Você foi muito guerreira. Lembro-me do dia em que saiu da sua casa deixando sua família e seu mundo, e veio à Brasília morar com a nossa tia para continuar estudando. Você chorava de saudades no banheiro e, em seguida, lavava o rosto, para ninguém perceber. Sinceramente, a mulher de hoje não teria aquela força. E a saudade que você sentia, aos domingos, relembrando as vezes em que ia do nosso sítio à Alvorada do Norte na garupa do cavalo Roxão, com o nosso pai? Sabia que até hoje sinto melancolia aos domingos? Acredito que seja resquício daquela fase.
A saudade saía pelos poros, escorria pelos olhos. Saudades do rio Buriti, dos cachorros Volante e Tiziu, dos gatos, da liberdade, do mato, do cheiro de fumaça do fogão à lenha, dos berros das vacas no curral, do barulho da chuva no telhado cheio de goteiras. A saudade tornou-se sua companheira fiel na capital do Brasil.
Na cidade grande, tudo era diferente e desconhecido para você que, muitas vezes, pensou em desistir de tudo, mas resistia bravamente, agarrando-se com unhas e dentes ao sonho de ter um futuro melhor, o presente que vivo hoje. Tudo o que tenho e sou devo à sua determinação, menina do olhar melancólico.
Quando me sinto desanimada e insegura, penso: “como eu queria ter a força da menina que fui um dia”.
Vejo você, com o nosso pai embaixo de um pé de manga, escrevendo cartas. Ah que cena linda! Você toda concentrada, sentindo-se poderosa por ter sido promovida à “escrevedora” de cartas do melhor pai do mundo, o seu Nezim.
Você tinha a mania de sempre olhar o nome do(a) autor(a) nas capas dos livros, e atribuía àquele nome, um rosto, uma voz e uma personalidade. Isso começou com o nome da Branca Alves de Lima, na capa da cartilha de alfabetização Caminho Suave. A pobreza era tanta que você tinha vergonha de sonhar, mas, vez ou outra, imaginava o seu nome da capa de algum livro.
Aos 13 anos, você assistiu a uma palestra de uma psicóloga na sua escola, a paixão pela psicologia nasceu naquele dia. Um sonho que ficava a anos luz da sua realidade, mas você guardou as sementes na alma. Como diria o Raul Seixas: você quis sincero e desejou profundo.
Menina, me dê um abraço apertado. Eu trago surpresas! Eu plantei as sementes dos seus sonhos e dediquei-me a regá-las com fé e atitude. Elas reagiram de forma sobrenatural, nasceram, transformaram-se em mudas viçosas e já estão frutificando.
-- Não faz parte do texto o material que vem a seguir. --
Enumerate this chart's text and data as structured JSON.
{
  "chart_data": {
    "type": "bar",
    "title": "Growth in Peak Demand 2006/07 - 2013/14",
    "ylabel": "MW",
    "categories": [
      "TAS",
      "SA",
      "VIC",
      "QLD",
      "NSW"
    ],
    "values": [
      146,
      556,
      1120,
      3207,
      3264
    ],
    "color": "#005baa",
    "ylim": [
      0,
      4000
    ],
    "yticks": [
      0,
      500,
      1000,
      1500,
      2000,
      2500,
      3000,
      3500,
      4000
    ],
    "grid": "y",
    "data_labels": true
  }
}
Menina, existem milhares de pessoas lendo os textos da Ivonete Rosa e, sim, você vai ter o seu nome na capa de um livro, em breve, farei o prefácio em sua homenagem. O seu sonho de ser psicóloga, vingou, me formei em 2019, inclusive, já estou clinicando. Ah, outra coisa: me tornei Bombeira há 25 anos, uma profissão bonita, né? Faltou eu te dizer que sou mãe de um lindo rapaz de 20 anos, ele tem nome de anjo: Gabriel.
Eu devia isso a você, eu sempre desejei recompensá-la por tudo o que enfrentou. Eu precisava celebrar contigo, abraçadas, chorando lágrimas de contentamento. Perdoe-me pela demora, só pude me dedicar às algumas de suas sementes quando fiz 40 anos. Obrigada, minha criança maravilhosa. Eu te amo.